Sessions likely to bring conservative voice to Justice Dept.
Jeff Sessions, and he will need to be “questioned very carefully” before he is confirmed as the next USA attorney general. “He’s the one person I sought his counsel, because he’s been so spot on. He’s so highly respected”. He has been vehemently opposed to any proposal that could be seen as a “path to citizenship” while in the Senate, even though, as the Huffington Post noted, the man who attended “all-white segregated schools” has belatedly said he regrets not getting involved in the Civil Rights Movement as a younger man.
“He should be brought back from Russian Federation and given due process and I think the proper outcome would be that he would be given a death sentence”, Pompeo said.
Mr Sessions has said he is against giving undocumented immigrants a path to USA citizenship and in favour of reduced spending and a tough approach to fighting crime. Strange, in a letter this month to the committee chairman, said his office was doing “related work” but did not elaborate.
“We must rebuild our legal culture”, Cruz said.
“It is false that marijuana use doesn’t lead people to more drug use”, Sessions said earlier this year.
Sessions and Pompeo seem likely to be confirmed by the Senate despite heavy resistance from Democrats. He withdrew from consideration for a federal judgeship in 1986 after being accused of making racist comments while serving as a US attorney in Alabama.
In making his choice, Trump said Pompeo “will be a brilliant and unrelenting leader for our intelligence community to ensure the safety of Americans and our allies”.
Trump’s nomination is already facing heavy opposition from civil rights organizations.
“This is reactionary”, says Joanne Lin, legislative counsel at the American Civil Liberties Union.
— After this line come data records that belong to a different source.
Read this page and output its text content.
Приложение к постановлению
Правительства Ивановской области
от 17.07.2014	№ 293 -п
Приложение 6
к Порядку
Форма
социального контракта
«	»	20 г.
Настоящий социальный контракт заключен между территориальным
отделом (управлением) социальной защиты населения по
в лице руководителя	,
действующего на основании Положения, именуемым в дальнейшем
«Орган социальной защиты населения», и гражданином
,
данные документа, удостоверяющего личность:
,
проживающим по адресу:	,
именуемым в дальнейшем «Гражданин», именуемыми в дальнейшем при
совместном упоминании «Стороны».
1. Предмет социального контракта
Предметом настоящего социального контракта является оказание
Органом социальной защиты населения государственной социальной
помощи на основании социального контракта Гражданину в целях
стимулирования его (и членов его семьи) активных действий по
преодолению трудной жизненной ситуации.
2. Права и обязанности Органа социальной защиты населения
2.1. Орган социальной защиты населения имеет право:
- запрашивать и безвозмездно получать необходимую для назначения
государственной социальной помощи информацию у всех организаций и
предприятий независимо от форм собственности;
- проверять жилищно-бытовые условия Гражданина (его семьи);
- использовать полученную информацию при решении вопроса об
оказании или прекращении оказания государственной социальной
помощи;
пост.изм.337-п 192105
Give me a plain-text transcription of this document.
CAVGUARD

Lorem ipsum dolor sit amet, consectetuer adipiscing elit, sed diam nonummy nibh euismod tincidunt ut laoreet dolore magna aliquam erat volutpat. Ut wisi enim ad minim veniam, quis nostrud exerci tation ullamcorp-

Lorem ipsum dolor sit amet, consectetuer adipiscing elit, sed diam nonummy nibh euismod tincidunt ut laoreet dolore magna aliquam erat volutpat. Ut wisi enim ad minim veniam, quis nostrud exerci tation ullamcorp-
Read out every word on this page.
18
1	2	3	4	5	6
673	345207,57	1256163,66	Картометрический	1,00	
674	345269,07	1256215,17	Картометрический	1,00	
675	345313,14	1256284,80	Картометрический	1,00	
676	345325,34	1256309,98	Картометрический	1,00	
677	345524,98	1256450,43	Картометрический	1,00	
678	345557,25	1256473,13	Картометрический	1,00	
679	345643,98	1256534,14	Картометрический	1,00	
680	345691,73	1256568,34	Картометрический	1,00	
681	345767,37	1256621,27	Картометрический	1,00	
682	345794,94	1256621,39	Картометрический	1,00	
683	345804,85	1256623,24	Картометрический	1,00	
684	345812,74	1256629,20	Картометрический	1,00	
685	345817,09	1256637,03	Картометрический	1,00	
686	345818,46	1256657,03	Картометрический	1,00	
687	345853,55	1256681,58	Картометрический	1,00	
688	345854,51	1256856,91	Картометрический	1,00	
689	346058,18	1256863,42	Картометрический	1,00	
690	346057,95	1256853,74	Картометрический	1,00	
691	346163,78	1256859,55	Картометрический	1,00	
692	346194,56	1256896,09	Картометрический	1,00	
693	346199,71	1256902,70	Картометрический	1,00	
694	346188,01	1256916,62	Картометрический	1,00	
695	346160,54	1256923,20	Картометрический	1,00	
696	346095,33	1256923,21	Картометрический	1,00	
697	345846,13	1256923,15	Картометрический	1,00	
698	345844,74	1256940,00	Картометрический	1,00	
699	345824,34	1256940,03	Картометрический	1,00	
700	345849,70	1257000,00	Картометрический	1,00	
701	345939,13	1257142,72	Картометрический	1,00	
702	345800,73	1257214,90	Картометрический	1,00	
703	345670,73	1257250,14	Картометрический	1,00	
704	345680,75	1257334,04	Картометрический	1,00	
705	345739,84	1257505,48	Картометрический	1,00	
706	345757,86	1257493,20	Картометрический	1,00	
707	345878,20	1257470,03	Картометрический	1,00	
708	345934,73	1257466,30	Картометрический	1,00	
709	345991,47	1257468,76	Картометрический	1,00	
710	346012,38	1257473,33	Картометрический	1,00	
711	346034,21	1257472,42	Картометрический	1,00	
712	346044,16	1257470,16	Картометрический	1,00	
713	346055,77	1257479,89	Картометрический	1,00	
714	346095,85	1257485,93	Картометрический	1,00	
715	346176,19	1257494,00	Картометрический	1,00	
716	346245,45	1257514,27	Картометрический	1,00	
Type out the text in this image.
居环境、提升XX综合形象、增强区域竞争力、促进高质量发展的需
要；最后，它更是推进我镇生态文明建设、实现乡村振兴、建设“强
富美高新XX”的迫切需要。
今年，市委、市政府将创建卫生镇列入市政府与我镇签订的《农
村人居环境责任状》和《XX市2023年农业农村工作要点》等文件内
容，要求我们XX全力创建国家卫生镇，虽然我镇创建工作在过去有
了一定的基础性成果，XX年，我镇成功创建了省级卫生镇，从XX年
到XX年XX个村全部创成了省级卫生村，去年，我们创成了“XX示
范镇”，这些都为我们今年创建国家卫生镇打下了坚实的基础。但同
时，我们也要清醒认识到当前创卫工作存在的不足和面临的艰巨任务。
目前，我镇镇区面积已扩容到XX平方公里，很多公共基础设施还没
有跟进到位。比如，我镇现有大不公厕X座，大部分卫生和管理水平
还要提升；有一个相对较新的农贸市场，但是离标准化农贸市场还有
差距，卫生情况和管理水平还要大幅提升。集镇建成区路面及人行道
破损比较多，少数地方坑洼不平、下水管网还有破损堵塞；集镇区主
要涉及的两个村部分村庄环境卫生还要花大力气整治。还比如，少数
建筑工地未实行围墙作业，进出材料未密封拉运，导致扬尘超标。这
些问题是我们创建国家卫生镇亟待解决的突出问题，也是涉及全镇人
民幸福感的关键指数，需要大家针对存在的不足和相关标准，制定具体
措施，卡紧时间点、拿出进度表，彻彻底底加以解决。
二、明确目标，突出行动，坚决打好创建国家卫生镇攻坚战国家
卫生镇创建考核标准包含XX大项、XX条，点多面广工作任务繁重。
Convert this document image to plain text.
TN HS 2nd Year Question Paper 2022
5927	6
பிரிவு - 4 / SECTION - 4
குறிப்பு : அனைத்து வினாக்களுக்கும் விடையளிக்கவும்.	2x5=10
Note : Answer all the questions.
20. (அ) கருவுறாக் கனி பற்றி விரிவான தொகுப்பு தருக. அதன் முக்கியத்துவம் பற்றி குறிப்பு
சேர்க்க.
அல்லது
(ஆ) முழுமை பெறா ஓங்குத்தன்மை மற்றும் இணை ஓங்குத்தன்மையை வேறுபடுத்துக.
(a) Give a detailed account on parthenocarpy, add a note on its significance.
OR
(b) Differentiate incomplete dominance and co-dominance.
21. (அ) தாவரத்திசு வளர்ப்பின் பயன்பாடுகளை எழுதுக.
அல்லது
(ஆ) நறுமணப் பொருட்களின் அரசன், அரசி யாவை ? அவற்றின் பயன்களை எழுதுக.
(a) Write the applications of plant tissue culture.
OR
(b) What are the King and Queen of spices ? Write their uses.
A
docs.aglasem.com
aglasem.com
Sessions has also been a fiery opponent to immigration, waging an all-out assault on the efforts to pass comprehensive immigration reform through Congress in 2007 and again in 2013.
Sessions and Pompeo would both require Senate confirmation before assuming their designated roles; Flynn would not.
Mr Sessions, a former prosecutor, was turned down for a federal judgeship in 1986 because of alleged racist remarks.
But charges of racial insensitivity derailed the nomination.
Sessions cheered the 2013 Supreme Court decision that nullified a key part of the 1965 Voting Rights Act, and he has, in the past, supported state voter ID laws that critics say disproportionately make voting more hard for African-Americans. “With the support of my Senate colleagues, I will give all my strength to advance the Department’s highest ideals”.
In Trump, Sessions saw someone strong enough to smash the system in Washington that he says caters to big money interests like the Chamber of Commerce and Wall Street, particularly on trade and immigration.
In a final plea, he told the committee, “I am not the Jeff Sessions my detractors have tried to create; I am not a racist”. I am not insensitive to blacks.
“But unlike Republicans’ practice of unprecedented obstruction of President Obama’s nominees, I believe nominees deserve a full and fair process before the Senate”.
Now, Session sits on the very panel that rejected his nomination to the federal bench. Arlen Specter of Pennsylvania, said it was a mistake. “Sessions is egalitarian”, Specter said in 2009, when Sessions assumed the position of ranking Republican on the Judiciary Committee.
Pompeo, 52, a third-term Republican congressman from Kansas, was a surprise pick to lead the Central Intelligence Agency.
He also reportedly joked about the Ku Klux Klan, saying he had thought its members were “OK, until I found out they smoked pot”.
But expect a fight.
Sessions has been one of Trump’s most enthusiastic backers on Capitol Hill and the president-elect has hired several of Sessions’ staffers, including policy chief Stephen Miller and Rick Dearborn, who has a top job managing the transition.
“Back then Sessions” problems began with a 1984 case known as the Marion 3, in which he prosecuted three civil rights workers over what he perceived as voting fraud.
This week, Jonathan Greenblatt, head of the Anti-Defamation League, pledged to register as a Muslim if Trump were to institute a national database of Muslims, something he proposed during the campaign.